We’re still not buying U.S. stocks, Societe Generale said, adding that upside for the S&P 500 is limited, with a growth and inflation rebound already priced in.
“Rising rates, political uncertainties (trades and mid-term elections in November) and a lack of supportive new catalysts (earnings momentum to run out of steam, share buybacks limited by leverage) should weigh on U.S. equities,” Societe Generale said in a note last week. “The expectation of an end of the U.S. economic cycle (in mid-2019/2020) should start to be priced in by end-2018.”
In a note titled “Don’t follow the herd,” the investment bank said it was sticking with its year-end S&P 500 target of 2500, which it called “clearly out of consensus,” with the Bloomberg median target at 2975. The bank’s second-quarter target for the index was 2700 and it tipped the index to stay in a 2500-2800 range for the rest of the year.
The S&P 500 index was up 0.47 percent at 2747.39 at 9:56 P.M. SGT on Monday.
The bank noted that U.S. companies have “strongly releveraged” their balance sheets, with gearing ratios now well above the previous equity market peak in 2007, just before the Global Financial Crisis.

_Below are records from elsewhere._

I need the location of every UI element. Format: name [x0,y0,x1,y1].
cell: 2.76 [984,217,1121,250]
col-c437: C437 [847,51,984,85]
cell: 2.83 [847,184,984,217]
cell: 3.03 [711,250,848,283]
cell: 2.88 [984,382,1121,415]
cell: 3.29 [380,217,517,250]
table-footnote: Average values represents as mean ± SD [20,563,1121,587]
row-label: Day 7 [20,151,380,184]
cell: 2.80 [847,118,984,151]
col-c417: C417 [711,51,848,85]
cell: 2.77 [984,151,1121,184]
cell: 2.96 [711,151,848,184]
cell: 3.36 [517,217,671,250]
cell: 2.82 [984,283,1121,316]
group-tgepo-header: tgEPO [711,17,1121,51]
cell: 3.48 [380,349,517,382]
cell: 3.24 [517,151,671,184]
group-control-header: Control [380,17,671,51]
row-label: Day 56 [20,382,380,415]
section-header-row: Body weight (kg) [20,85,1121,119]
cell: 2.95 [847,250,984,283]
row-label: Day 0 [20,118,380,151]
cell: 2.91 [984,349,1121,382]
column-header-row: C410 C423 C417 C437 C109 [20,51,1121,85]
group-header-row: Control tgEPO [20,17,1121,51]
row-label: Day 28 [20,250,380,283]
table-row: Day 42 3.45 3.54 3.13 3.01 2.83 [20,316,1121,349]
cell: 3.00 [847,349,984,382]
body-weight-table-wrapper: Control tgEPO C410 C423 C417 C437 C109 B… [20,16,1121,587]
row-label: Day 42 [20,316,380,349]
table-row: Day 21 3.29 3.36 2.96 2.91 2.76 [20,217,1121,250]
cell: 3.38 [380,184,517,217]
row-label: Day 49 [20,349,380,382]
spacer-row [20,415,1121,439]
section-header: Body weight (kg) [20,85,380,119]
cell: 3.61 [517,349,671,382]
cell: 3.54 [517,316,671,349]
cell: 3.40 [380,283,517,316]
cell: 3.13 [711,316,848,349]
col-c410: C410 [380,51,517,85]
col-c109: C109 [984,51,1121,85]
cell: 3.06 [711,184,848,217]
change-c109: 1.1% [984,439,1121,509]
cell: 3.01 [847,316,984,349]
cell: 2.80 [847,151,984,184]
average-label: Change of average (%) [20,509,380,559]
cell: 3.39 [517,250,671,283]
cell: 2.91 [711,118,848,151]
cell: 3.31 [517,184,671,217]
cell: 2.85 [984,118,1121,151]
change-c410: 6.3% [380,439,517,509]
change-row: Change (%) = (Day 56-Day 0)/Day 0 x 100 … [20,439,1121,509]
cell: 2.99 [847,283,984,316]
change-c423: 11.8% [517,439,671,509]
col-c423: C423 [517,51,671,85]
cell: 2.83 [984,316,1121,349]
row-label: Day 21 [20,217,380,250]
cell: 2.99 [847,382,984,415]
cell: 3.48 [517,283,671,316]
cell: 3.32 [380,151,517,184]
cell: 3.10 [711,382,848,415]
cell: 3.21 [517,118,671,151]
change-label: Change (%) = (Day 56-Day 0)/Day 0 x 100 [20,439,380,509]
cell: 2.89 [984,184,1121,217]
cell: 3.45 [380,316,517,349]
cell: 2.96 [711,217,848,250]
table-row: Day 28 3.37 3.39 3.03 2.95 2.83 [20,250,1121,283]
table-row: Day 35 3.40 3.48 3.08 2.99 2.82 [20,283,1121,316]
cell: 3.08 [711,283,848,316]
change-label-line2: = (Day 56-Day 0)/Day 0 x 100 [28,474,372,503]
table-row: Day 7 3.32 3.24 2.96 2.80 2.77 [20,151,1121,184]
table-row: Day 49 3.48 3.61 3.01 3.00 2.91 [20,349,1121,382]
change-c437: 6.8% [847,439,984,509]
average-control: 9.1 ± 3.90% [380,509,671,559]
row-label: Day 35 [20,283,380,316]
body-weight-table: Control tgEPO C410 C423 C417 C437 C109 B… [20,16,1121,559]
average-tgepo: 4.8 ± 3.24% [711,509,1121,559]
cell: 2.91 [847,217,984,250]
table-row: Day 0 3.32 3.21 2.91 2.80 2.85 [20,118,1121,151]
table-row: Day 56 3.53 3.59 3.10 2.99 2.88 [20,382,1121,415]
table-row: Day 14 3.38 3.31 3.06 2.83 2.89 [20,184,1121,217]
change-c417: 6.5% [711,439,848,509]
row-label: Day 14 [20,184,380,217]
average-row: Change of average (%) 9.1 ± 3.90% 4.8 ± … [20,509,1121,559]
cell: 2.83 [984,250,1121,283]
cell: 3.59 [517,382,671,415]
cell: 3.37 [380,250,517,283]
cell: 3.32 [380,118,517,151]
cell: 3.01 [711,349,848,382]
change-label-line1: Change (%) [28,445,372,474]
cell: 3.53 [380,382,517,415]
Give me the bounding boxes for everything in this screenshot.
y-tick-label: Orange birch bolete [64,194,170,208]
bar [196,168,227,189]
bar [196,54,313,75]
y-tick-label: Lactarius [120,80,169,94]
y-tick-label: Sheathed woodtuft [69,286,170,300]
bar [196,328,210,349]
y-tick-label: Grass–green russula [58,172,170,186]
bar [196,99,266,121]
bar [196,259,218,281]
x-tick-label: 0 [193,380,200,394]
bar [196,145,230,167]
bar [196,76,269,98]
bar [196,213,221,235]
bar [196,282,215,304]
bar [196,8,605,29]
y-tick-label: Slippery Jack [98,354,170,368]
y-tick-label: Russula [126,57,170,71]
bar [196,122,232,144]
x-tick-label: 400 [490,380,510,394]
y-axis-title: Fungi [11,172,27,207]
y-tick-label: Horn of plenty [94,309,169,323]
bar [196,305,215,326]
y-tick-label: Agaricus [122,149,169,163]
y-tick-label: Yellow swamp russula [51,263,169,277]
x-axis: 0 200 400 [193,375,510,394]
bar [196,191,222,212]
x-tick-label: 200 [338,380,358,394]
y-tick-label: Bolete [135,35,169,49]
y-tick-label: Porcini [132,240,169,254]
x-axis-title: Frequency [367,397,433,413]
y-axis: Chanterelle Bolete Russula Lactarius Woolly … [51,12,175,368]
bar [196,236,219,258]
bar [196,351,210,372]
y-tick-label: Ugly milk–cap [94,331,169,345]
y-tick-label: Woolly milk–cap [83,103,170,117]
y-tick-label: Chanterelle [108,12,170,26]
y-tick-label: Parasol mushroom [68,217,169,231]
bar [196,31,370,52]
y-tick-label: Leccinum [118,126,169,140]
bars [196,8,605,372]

“This has been a major driver of the wave of share buybacks. With rates on the rise and gearing ratios already high, we expect the share buyback cycle to slow in the coming years,” it said. “Don’t be fooled by the high quantity of share buybacks in 2018 ($270 billion year to date already), as this year has been fueled by tax reforms (including cash repatriation incentives).”